We study molecular pathways involved in microenvironmental interactions in B cell malignancies, and specifically focus on those whose targeting could potentially mimic or synergize with BCR-inhibitors. We mainly focus on “indolent” B cell malignancies (CLL and FL), where there is an unmet clinical need to identify patients with aggressive disease (especially a subset of ~20% of FL patients with unfavorable prognosis) that can benefit from novel and expensive therapeutic approaches, and to describe predictors of response to BCR-inhibitors. We have shown that microRNAs (miRNAs) play a key role in the regulation of microenvironmental interactions, and their expression can be used as prognostic/predictive biomarkers or therapeutically exploited.The discovery of non-coding RNAs, particularly miRNAs, changed the understanding of the biology of normal and malignant B cell and regulation of cell physiology in general. MicroRNAs constitute about 5% of predicted genes in the genome and a single miRNA regulates, based on an incomplete complementarity, many mRNAs which has important consequences for gene regulation. Identifying miRNA targets is not easy since a large number of genes can be influenced by miRNA levels and this is context dependent. MicroRNAs can act as a simple negative regulation of a target mRNA, but it seems that a common scenario is their participation in positive/negative feedback/feed-forward regulatory loops (see Musilova and Mraz, Leukemia, 2015) (FIG. 2). Chronic lymphocytic leukemia (CLL) serves as a prototype malignancy to study the role of miRNAs since it was also the very first human disease associated with deregulation of miRNA expression 8. Several studies including ours have identified ~25 miRNAs differentially expressed between indolent versus aggressive disease (reviewed in Mraz et al., 2009, 2013), including their contribution to p53-pathway deregulation in CLL (Mraz et al., Leukemia, 2009, Mraz et al., Blood, 2012, Mraz et al., Leuk Lymph, 2009). Importantly, we have shown for the first time that miRNAs, namely miR-150, can regulate BCR signalling by directly affecting GAB1 and FOXP1 levels in malignant and normal B cells (Mraz et al., Blood, 2014). We have also shown that miRNAs can target the negative regulators of BCR signalling like SHIP-1 phosphatase (Cui et al., Blood, 2014).
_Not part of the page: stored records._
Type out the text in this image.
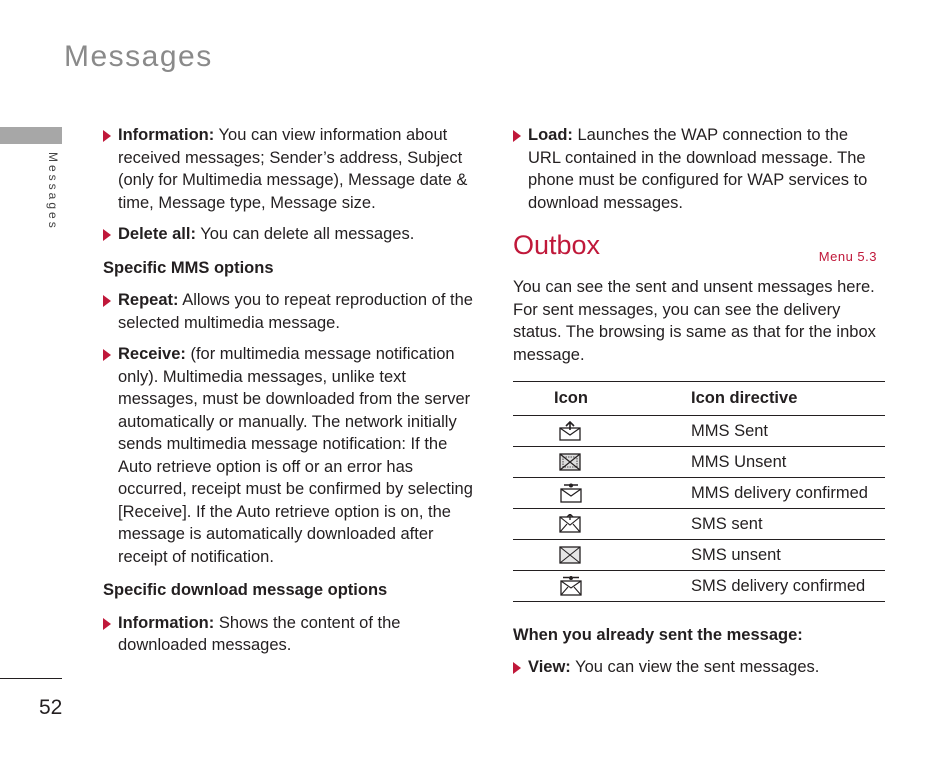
Messages
Messages
52
Information: You can view information about received messages; Sender’s address, Subject (only for Multimedia message), Message date & time, Message type, Message size.
Delete all: You can delete all messages.
Specific MMS options
Repeat: Allows you to repeat reproduction of the selected multimedia message.
Receive: (for multimedia message notification only). Multimedia messages, unlike text messages, must be downloaded from the server automatically or manually. The network initially sends multimedia message notification: If the Auto retrieve option is off or an error has occurred, receipt must be confirmed by selecting [Receive]. If the Auto retrieve option is on, the message is automatically downloaded after receipt of notification.
Specific download message options
Information: Shows the content of the downloaded messages.
Load: Launches the WAP connection to the URL contained in the download message. The phone must be configured for WAP services to download messages.
Outbox	Menu 5.3
You can see the sent and unsent messages here. For sent messages, you can see the delivery status. The browsing is same as that for the inbox message.
Icon	Icon directive

	MMS Sent

	MMS Unsent

	MMS delivery confirmed

	SMS sent

	SMS unsent

	SMS delivery confirmed
When you already sent the message:
View: You can view the sent messages.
We aim to further describe the role of non-coding RNAs and their targets in the regulation of microenvironmental interactions like adhesion and BCR signalling, and to use this therapeutically.

Fig. 2. The contribution of altered miRNA expression to the molecular pathogenesis of B-cell lymphomas. The first row represents the upstream regulation of miRNAs, followed by the primary (third row) and secondary (fourth row) miRNA targets. The last row shows the overall impact of miRNA deregulation on the B-NHL biology (Musilova and Mraz, Leukemia, 2015).